Hydrogen Monitoring Improves Syngas Efficiency

Syngas (synthesis gas) is manufactured from feedstocks containing carbon, such as coal, heavy oil, natural gas or biomass, to produce a mixture of hydrogen and carbon monoxide. The production process involves a number of phases that start with gasification of the feedstock, and efficiency is greatly improved when hydrogen levels are monitored using a new sensor technology that is able to measure continuously without interference from other gases.

Syngas is used in the production of synthetic petroleum, lubricants, fuels for internal combustion engines and as an intermediate in the production of other chemicals.

The gasification phase requires very high temperatures, depending on feedstock and process, which are obtained from an external heat source or by partial oxidation of part of the feedstock to release heat. A purification process then removes impurities such as carbon dioxide, water vapour, methane, sulphur compounds, tar and ash. After which, the proportion of hydrogen and carbon monoxide is adjusted depending on the intended use of the syngas.

Continuous hydrogen measurement provides an opportunity for real-time control of the production process by enabling the operator to make adjustments to ensure maximum efficiency. For example, water may be added to increase levels of hydrogen, or water might be removed to increase the carbon monoxide level. As a result, the operator is able to produce a final product with the correct ratio and to then check that this has been achieved. In the absence of hydrogen measurement, the end product ratio can only be an estimation.

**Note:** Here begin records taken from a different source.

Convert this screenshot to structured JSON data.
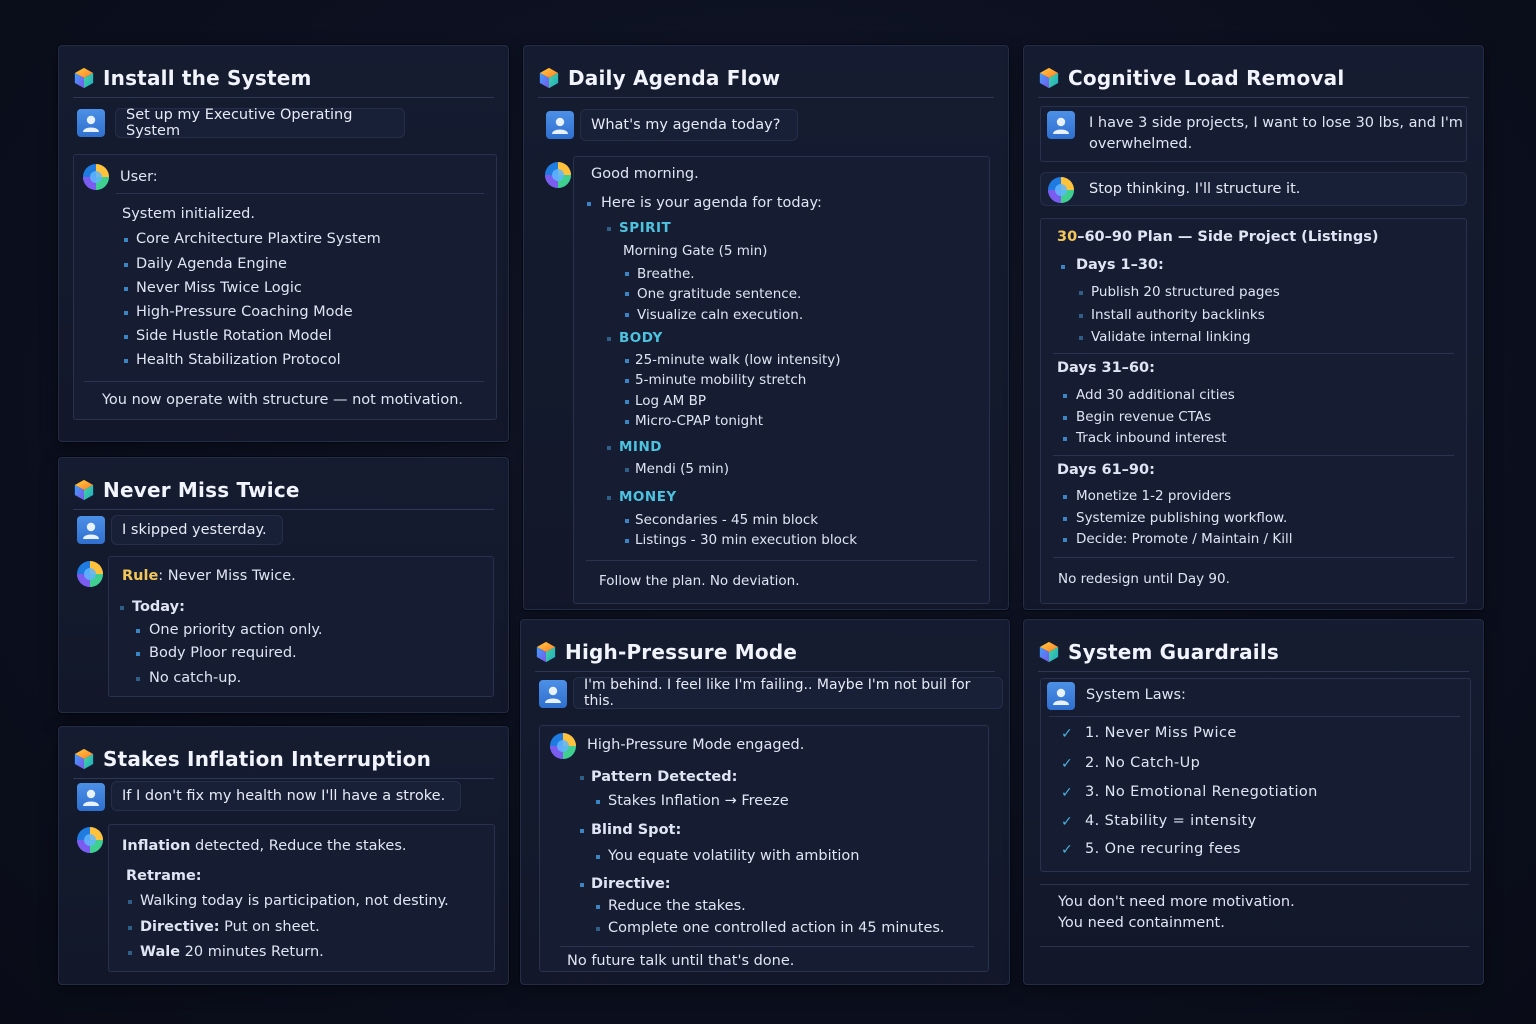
{
  "install": {
    "title": "Install the System",
    "prompt": "Set up my Executive Operating System",
    "user_label": "User:",
    "status": "System initialized.",
    "items": [
      "Core Architecture Plaxtire System",
      "Daily Agenda Engine",
      "Never Miss Twice Logic",
      "High-Pressure Coaching Mode",
      "Side Hustle Rotation Model",
      "Health Stabilization Protocol"
    ],
    "footer": "You now operate with structure — not motivation."
  },
  "never": {
    "title": "Never Miss Twice",
    "prompt": "I skipped yesterday.",
    "rule_label": "Rule",
    "rule_text": ": Never Miss Twice.",
    "today": "Today:",
    "items": [
      "One priority action only.",
      "Body Ploor required.",
      "No catch-up."
    ]
  },
  "stakes": {
    "title": "Stakes Inflation Interruption",
    "prompt": "If I don't fix my health now I'll have a strοke.",
    "detect_bold": "Inflation",
    "detect_rest": " detected, Reduce the stakes.",
    "reframe": "Retrame:",
    "line1": "Walking today is participation, not destiny.",
    "directive_bold": "Directive:",
    "directive_rest": " Put on sheet.",
    "walk_bold": "Wale",
    "walk_rest": " 20 minutes Return."
  },
  "agenda": {
    "title": "Daily Agenda Flow",
    "prompt": "What's my agenda today?",
    "greeting": "Good morning.",
    "intro": "Here is your agenda for today:",
    "spirit": "SPIRIT",
    "spirit_sub": "Morning Gate (5 min)",
    "spirit_items": [
      "Breathe.",
      "One gratitude sentence.",
      "Visualize caln execution."
    ],
    "body": "BODY",
    "body_items": [
      "25-minute walk (low intensity)",
      "5-minute mobility stretch",
      "Log AM BP",
      "Micro-CPAP tonight"
    ],
    "mind": "MIND",
    "mind_items": [
      "Mendi (5 min)"
    ],
    "money": "MONEY",
    "money_items": [
      "Secondaries - 45 min block",
      "Listings - 30 min execution block"
    ],
    "footer": "Follow the plan. No deviation."
  },
  "pressure": {
    "title": "High-Pressure Mode",
    "prompt": "I'm behind. I feel like I'm failing.. Maybe I'm not buil for this.",
    "engaged": "High-Pressure Mode engaged.",
    "pattern": "Pattern Detected:",
    "pattern_item": "Stakes Inflation → Freeze",
    "blind": "Blind Spot:",
    "blind_item": "You equate volatility with ambition",
    "directive": "Directive:",
    "directive_items": [
      "Reduce the stakes.",
      "Complete one controlled action in 45 minutes."
    ],
    "footer": "No future talk until that's done."
  },
  "cognitive": {
    "title": "Cognitive Load Removal",
    "prompt_line1": "I have 3 side projects, I want to lose 30 lbs, and I'm",
    "prompt_line2": "overwhelmed.",
    "reply": "Stop thinking. I'll structure it.",
    "plan_hl": "30",
    "plan_rest": "–60–90 Plan — Side Project (Listings)",
    "d1": "Days 1–30:",
    "d1_items": [
      "Publish 20 structured pages",
      "Install authority backlinks",
      "Validate internal linking"
    ],
    "d2": "Days 31–60:",
    "d2_items": [
      "Add 30 additional cities",
      "Begin revenue CTAs",
      "Track inbound interest"
    ],
    "d3": "Days 61–90:",
    "d3_items": [
      "Monetize 1-2 providers",
      "Systemize publishing workflow.",
      "Decide: Promote / Maintain / Kill"
    ],
    "footer": "No redesign until Day 90."
  },
  "guardrails": {
    "title": "System Guardrails",
    "laws_label": "System Laws:",
    "laws": [
      "1. Never Miss Pwice",
      "2. No Catch-Up",
      "3. No Emotional Renegotiation",
      "4. Stability = intensity",
      "5. One recuring fees"
    ],
    "footer1": "You don't need more motivation.",
    "footer2": "You need containment."
  },
  "icons": {
    "panel": "hexagon-cube-icon",
    "user": "user-avatar-icon",
    "assistant": "assistant-orb-icon",
    "check": "check-icon"
  },
  "colors": {
    "background": "#0c1020",
    "panel": "#141a2e",
    "accent_cyan": "#4ec3e0",
    "accent_gold": "#f3c65a",
    "bullet": "#3d84c4"
  }
}
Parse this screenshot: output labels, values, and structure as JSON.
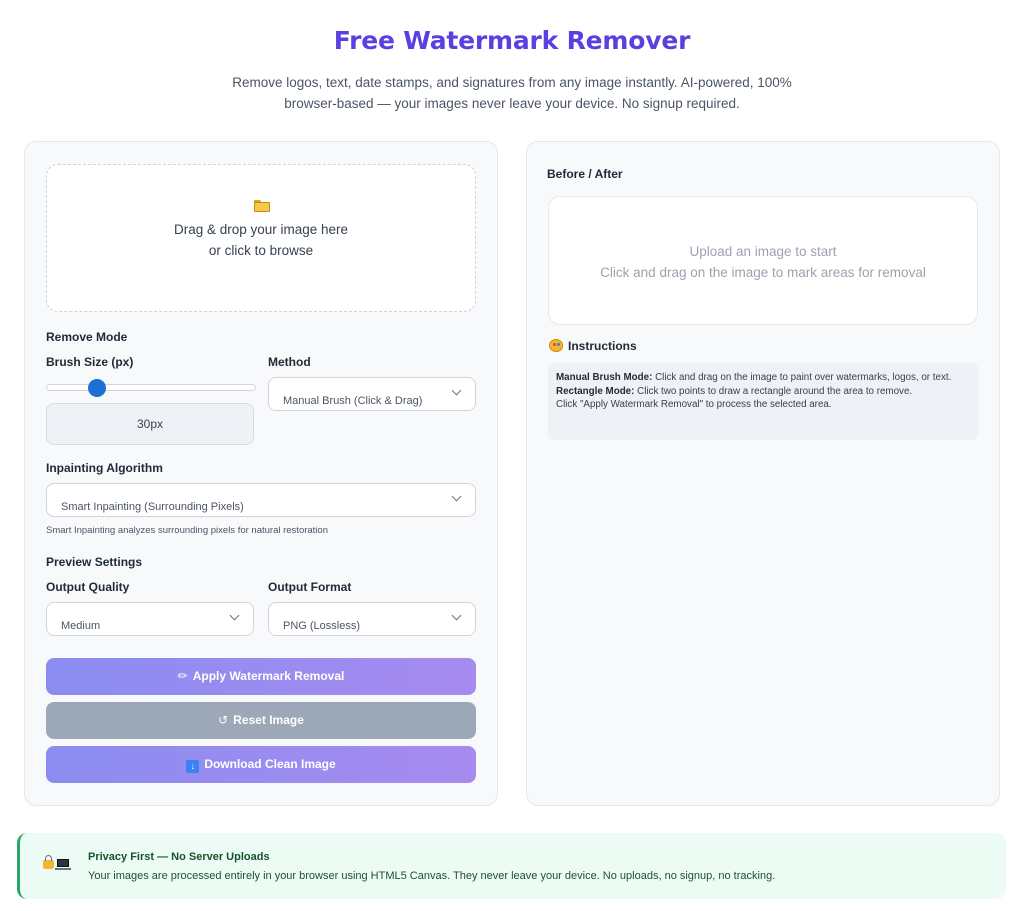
{
  "header": {
    "title": "Free Watermark Remover",
    "subtitle": "Remove logos, text, date stamps, and signatures from any image instantly. AI-powered, 100% browser-based — your images never leave your device. No signup required."
  },
  "upload": {
    "icon": "folder-icon",
    "line1": "Drag & drop your image here",
    "line2": "or click to browse"
  },
  "settings": {
    "remove_mode_label": "Remove Mode",
    "brush_size_label": "Brush Size (px)",
    "brush_size_value": 30,
    "brush_size_display": "30px",
    "method_label": "Method",
    "method_value": "Manual Brush (Click & Drag)",
    "algorithm_label": "Inpainting Algorithm",
    "algorithm_value": "Smart Inpainting (Surrounding Pixels)",
    "algorithm_hint": "Smart Inpainting analyzes surrounding pixels for natural restoration",
    "preview_settings_label": "Preview Settings",
    "quality_label": "Output Quality",
    "quality_value": "Medium",
    "format_label": "Output Format",
    "format_value": "PNG (Lossless)"
  },
  "buttons": {
    "apply_label": "Apply Watermark Removal",
    "reset_label": "Reset Image",
    "download_label": "Download Clean Image"
  },
  "preview": {
    "label": "Before / After",
    "line1": "Upload an image to start",
    "line2": "Click and drag on the image to mark areas for removal"
  },
  "instructions": {
    "heading": "Instructions",
    "manual_title": "Manual Brush Mode:",
    "manual_text": " Click and drag on the image to paint over watermarks, logos, or text.",
    "rect_title": "Rectangle Mode:",
    "rect_text": " Click two points to draw a rectangle around the area to remove.",
    "apply_text": "Click \"Apply Watermark Removal\" to process the selected area."
  },
  "privacy": {
    "title": "Privacy First — No Server Uploads",
    "text": "Your images are processed entirely in your browser using HTML5 Canvas. They never leave your device. No uploads, no signup, no tracking."
  },
  "colors": {
    "brand": "#5b3fe0",
    "button_gradient_start": "#8b8cf1",
    "button_gradient_end": "#a78bef",
    "reset_button": "#9ca8b7",
    "slider_thumb": "#1d6fd6",
    "privacy_accent": "#2aa56a"
  }
}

Quantitech (UK) has supplied innovative H2scan hydrogen-specific analysers to the UK market for the last four years. These analysers employ a solid-state hydrogen specific technology based on palladium/nickel alloy that requires no sample gas, reference cell or routine calibration. The sensing material is inherently specific to hydrogen and has the capability to operate in a variety of multi-component and varying-component gas compositions, including tolerance to % levels of hydrogen sulphide and carbon monoxide. Custom conditioning and calibration in contaminant gas streams along with a very precise on-board temperature control loop provides high accuracy and long-term stability. The analysers are also adaptable to conventional or NeSSI type sample systems.